Nem todos os dias são bons para a caça. Especialmente nas noites frias e/ou chuvosas, fica quase impossível achar machos nas ruas, seja mendigos ou não. Eu sabia disso, mas estava cheia de tesão. Todas as minhas blusas de puta estavam sujas, então coloquei uma camiseta de Pokémon fantasmas, uma que tem um Gengar no peito e outros nas costas. Coloquei a saia vermelha e calcei tênis.

Fui até o Roosevelt de ônibus e decidi voltar a pé para procurar pica. Andei da praça São Judas Tadeu até a rodovia, fui até a rodoviária, onde não tive coragem de abordar os poucos cracudos que por lá estavam, daí decidi avançar pela rodovia e virar na rua que o A123 sobe.

E foi subindo nessa via que cruzei com um cara jovem, bonito, gostosinho, que fumava uma erva no portão de sua casa. Ele me deu um boa-noite e perguntou aonde estava indo, pelo que respondi que, agora, estava indo para casa. Então, ele me perguntou se não dava "pra rolar nada", e eu disse que dava sim.

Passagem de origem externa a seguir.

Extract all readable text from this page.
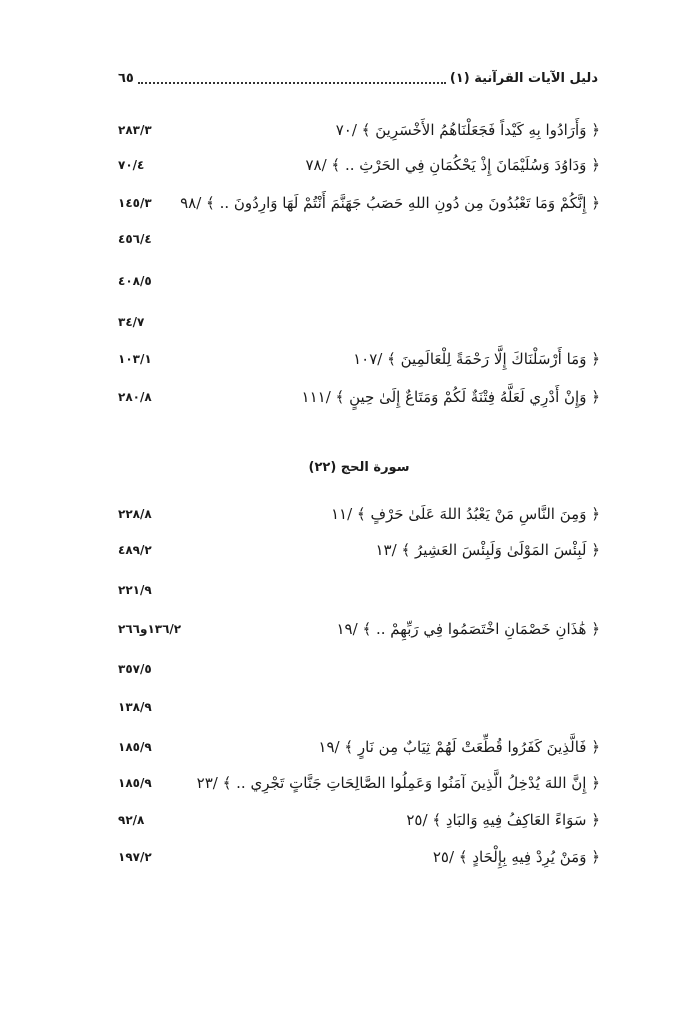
دليل الآيات القرآنية (١)
٦٥
﴿ وَأَرَادُوا بِهِ كَيْداً فَجَعَلْنَاهُمُ الأَخْسَرِينَ ﴾ /٧٠
٢٨٣/٣
﴿ وَدَاوُدَ وَسُلَيْمَانَ إِذْ يَحْكُمَانِ فِي الحَرْثِ .. ﴾ /٧٨
٧٠/٤
﴿ إِنَّكُمْ وَمَا تَعْبُدُونَ مِن دُونِ اللهِ حَصَبُ جَهَنَّمَ أَنْتُمْ لَهَا وَارِدُونَ .. ﴾ /٩٨
١٤٥/٣
٤٥٦/٤
٤٠٨/٥
٣٤/٧
﴿ وَمَا أَرْسَلْنَاكَ إِلَّا رَحْمَةً لِلْعَالَمِينَ ﴾ /١٠٧
١٠٣/١
﴿ وَإِنْ أَدْرِي لَعَلَّهُ فِتْنَةٌ لَكُمْ وَمَتَاعٌ إِلَىٰ حِينٍ ﴾ /١١١
٢٨٠/٨
سورة الحج (٢٢)
﴿ وَمِنَ النَّاسِ مَنْ يَعْبُدُ اللهَ عَلَىٰ حَرْفٍ ﴾ /١١
٢٢٨/٨
﴿ لَبِئْسَ المَوْلَىٰ وَلَبِئْسَ العَشِيرُ ﴾ /١٣
٤٨٩/٢
٢٢١/٩
﴿ هَٰذَانِ خَصْمَانِ اخْتَصَمُوا فِي رَبِّهِمْ .. ﴾ /١٩
١٣٦/٢و٢٦٦
٣٥٧/٥
١٣٨/٩
﴿ فَالَّذِينَ كَفَرُوا قُطِّعَتْ لَهُمْ ثِيَابٌ مِن نَارٍ ﴾ /١٩
١٨٥/٩
﴿ إِنَّ اللهَ يُدْخِلُ الَّذِينَ آمَنُوا وَعَمِلُوا الصَّالِحَاتِ جَنَّاتٍ تَجْرِي .. ﴾ /٢٣
١٨٥/٩
﴿ سَوَاءً العَاكِفُ فِيهِ وَالبَادِ ﴾ /٢٥
٩٢/٨
﴿ وَمَنْ يُرِدْ فِيهِ بِإِلْحَادٍ ﴾ /٢٥
١٩٧/٢
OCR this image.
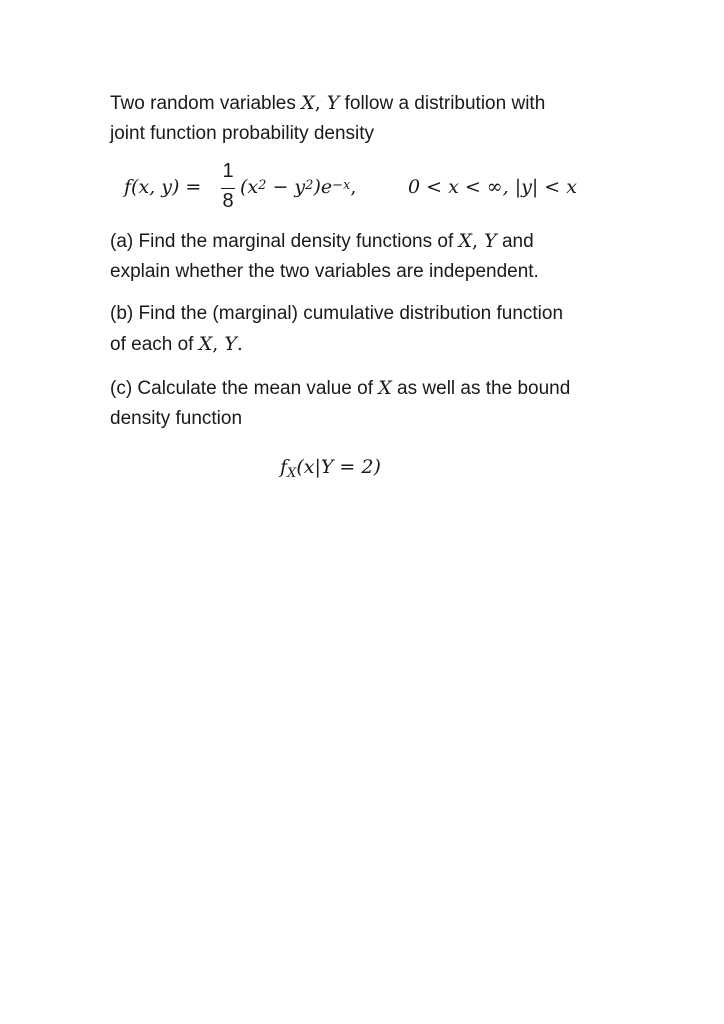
Two random variables X, Y follow a distribution with
joint function probability density

f(x, y) =
1
8
$(x^2 - y^2)e^{-x}$,	0 < x < ∞, |y| < x

(a) Find the marginal density functions of X, Y and
explain whether the two variables are independent.

(b) Find the (marginal) cumulative distribution function
of each of X, Y.

(c) Calculate the mean value of X as well as the bound
density function

$f_X(x|Y = 2)$
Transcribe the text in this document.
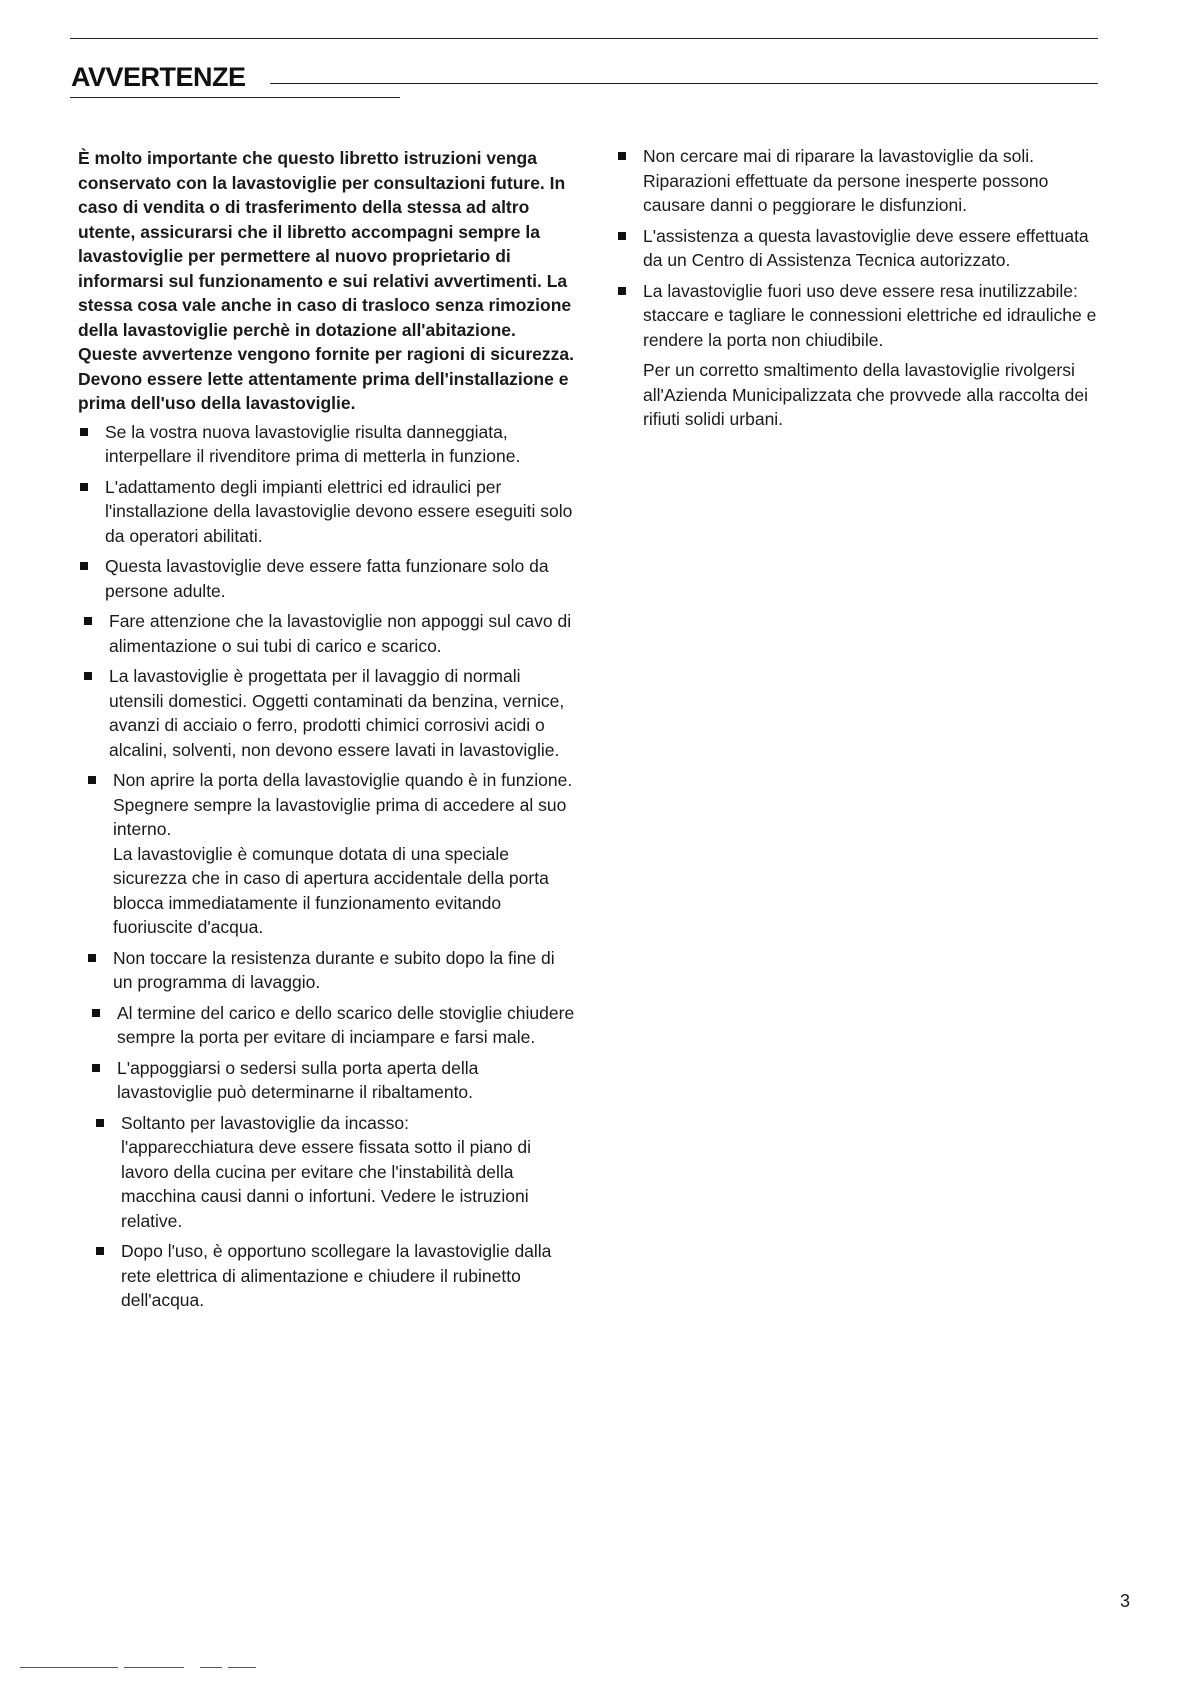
AVVERTENZE

È molto importante che questo libretto istruzioni venga conservato con la lavastoviglie per consultazioni future. In caso di vendita o di trasferimento della stessa ad altro utente, assicurarsi che il libretto accompagni sempre la lavastoviglie per permettere al nuovo proprietario di informarsi sul funzionamento e sui relativi avvertimenti. La stessa cosa vale anche in caso di trasloco senza rimozione della lavastoviglie perchè in dotazione all'abitazione. Queste avvertenze vengono fornite per ragioni di sicurezza. Devono essere lette attentamente prima dell'installazione e prima dell'uso della lavastoviglie.

Se la vostra nuova lavastoviglie risulta danneggiata, interpellare il rivenditore prima di metterla in funzione.

L'adattamento degli impianti elettrici ed idraulici per l'installazione della lavastoviglie devono essere eseguiti solo da operatori abilitati.

Questa lavastoviglie deve essere fatta funzionare solo da persone adulte.

Fare attenzione che la lavastoviglie non appoggi sul cavo di alimentazione o sui tubi di carico e scarico.

La lavastoviglie è progettata per il lavaggio di normali utensili domestici. Oggetti contaminati da benzina, vernice, avanzi di acciaio o ferro, prodotti chimici corrosivi acidi o alcalini, solventi, non devono essere lavati in lavastoviglie.

Non aprire la porta della lavastoviglie quando è in funzione. Spegnere sempre la lavastoviglie prima di accedere al suo interno.

La lavastoviglie è comunque dotata di una speciale sicurezza che in caso di apertura accidentale della porta blocca immediatamente il funzionamento evitando fuoriuscite d'acqua.

Non toccare la resistenza durante e subito dopo la fine di un programma di lavaggio.

Al termine del carico e dello scarico delle stoviglie chiudere sempre la porta per evitare di inciampare e farsi male.

L'appoggiarsi o sedersi sulla porta aperta della lavastoviglie può determinarne il ribaltamento.

Soltanto per lavastoviglie da incasso:

l'apparecchiatura deve essere fissata sotto il piano di lavoro della cucina per evitare che l'instabilità della macchina causi danni o infortuni. Vedere le istruzioni relative.

Dopo l'uso, è opportuno scollegare la lavastoviglie dalla rete elettrica di alimentazione e chiudere il rubinetto dell'acqua.

Non cercare mai di riparare la lavastoviglie da soli. Riparazioni effettuate da persone inesperte possono causare danni o peggiorare le disfunzioni.

L'assistenza a questa lavastoviglie deve essere effettuata da un Centro di Assistenza Tecnica autorizzato.

La lavastoviglie fuori uso deve essere resa inutilizzabile: staccare e tagliare le connessioni elettriche ed idrauliche e rendere la porta non chiudibile.

Per un corretto smaltimento della lavastoviglie rivolgersi all'Azienda Municipalizzata che provvede alla raccolta dei rifiuti solidi urbani.

3
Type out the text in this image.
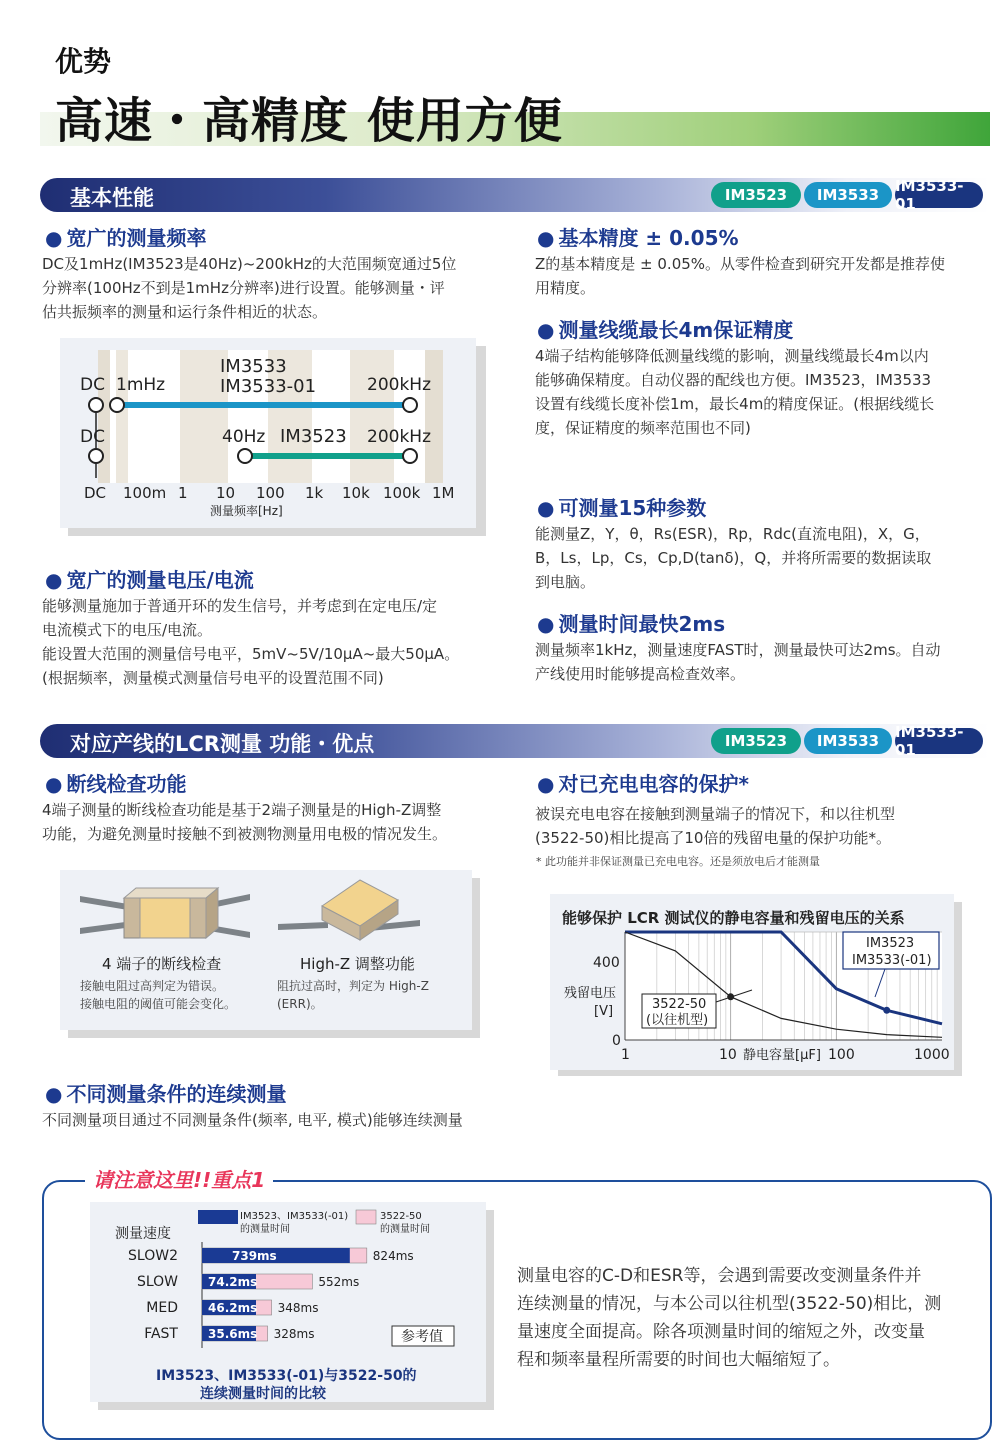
优势
高速・高精度 使用方便
基本性能	IM3523	IM3533	IM3533-01
● 宽广的测量频率
DC及1mHz(IM3523是40Hz)~200kHz的大范围频宽通过5位
分辨率(100Hz不到是1mHz分辨率)进行设置。能够测量・评
估共振频率的测量和运行条件相近的状态。
IM3533
IM3533-01
DC 1mHz	200kHz
DC	40Hz IM3523 200kHz
DC 100m 1 10 100 1k 10k 100k 1M
测量频率[Hz]
● 宽广的测量电压/电流
能够测量施加于普通开环的发生信号，并考虑到在定电压/定
电流模式下的电压/电流。
能设置大范围的测量信号电平，5mV~5V/10μA~最大50μA。
(根据频率，测量模式测量信号电平的设置范围不同)
● 基本精度 ± 0.05%
Z的基本精度是 ± 0.05%。从零件检查到研究开发都是推荐使
用精度。
● 测量线缆最长4m保证精度
4端子结构能够降低测量线缆的影响，测量线缆最长4m以内
能够确保精度。自动仪器的配线也方便。IM3523，IM3533
设置有线缆长度补偿1m，最长4m的精度保证。(根据线缆长
度，保证精度的频率范围也不同)
● 可测量15种参数
能测量Z，Y，θ，Rs(ESR)，Rp，Rdc(直流电阻)，X，G，
B，Ls，Lp，Cs，Cp,D(tanδ)，Q，并将所需要的数据读取
到电脑。
● 测量时间最快2ms
测量频率1kHz，测量速度FAST时，测量最快可达2ms。自动
产线使用时能够提高检查效率。
对应产线的LCR测量 功能・优点	IM3523	IM3533	IM3533-01
● 断线检查功能
4端子测量的断线检查功能是基于2端子测量是的High-Z调整
功能，为避免测量时接触不到被测物测量用电极的情况发生。
4 端子的断线检查
接触电阻过高判定为错误。
接触电阻的阈值可能会变化。
High-Z 调整功能
阻抗过高时，判定为 High-Z
(ERR)。
● 不同测量条件的连续测量
不同测量项目通过不同测量条件(频率, 电平, 模式)能够连续测量
● 对已充电电容的保护*
被误充电电容在接触到测量端子的情况下，和以往机型
(3522-50)相比提高了10倍的残留电量的保护功能*。
* 此功能并非保证测量已充电电容。还是须放电后才能测量
能够保护 LCR 测试仪的静电容量和残留电压的关系
400
0
残留电压
[V]
1	10 静电容量[μF] 100	1000
IM3523
IM3533(-01)
3522-50
(以往机型)
请注意这里!!重点1
IM3523、IM3533(-01)
的测量时间
3522-50
的测量时间
测量速度
SLOW2	739ms	824ms
SLOW	74.2ms	552ms
MED	46.2ms 348ms
FAST	35.6ms 328ms	参考值
IM3523、IM3533(-01)与3522-50的
连续测量时间的比较
测量电容的C-D和ESR等，会遇到需要改变测量条件并
连续测量的情况，与本公司以往机型(3522-50)相比，测
量速度全面提高。除各项测量时间的缩短之外，改变量
程和频率量程所需要的时间也大幅缩短了。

Ele me chamou pra entrar. Era uma colônia de várias kitnets, então precisamos entrar silenciosamente. Quando ele pôs o pau pra fora eu fiquei impressionada, era muito grande. Mas não há pau que não entre na minha faringe! Chupei muito, e ele gravou.

Boquete no novinho maconheiro.


Porém, na hora de meter acabou não filmando... Mas socou forte no meu rabo e me encheu de leite.

Foi o único pau que eu consegui aquela noite, mas antes uma leitada do que nenhuma.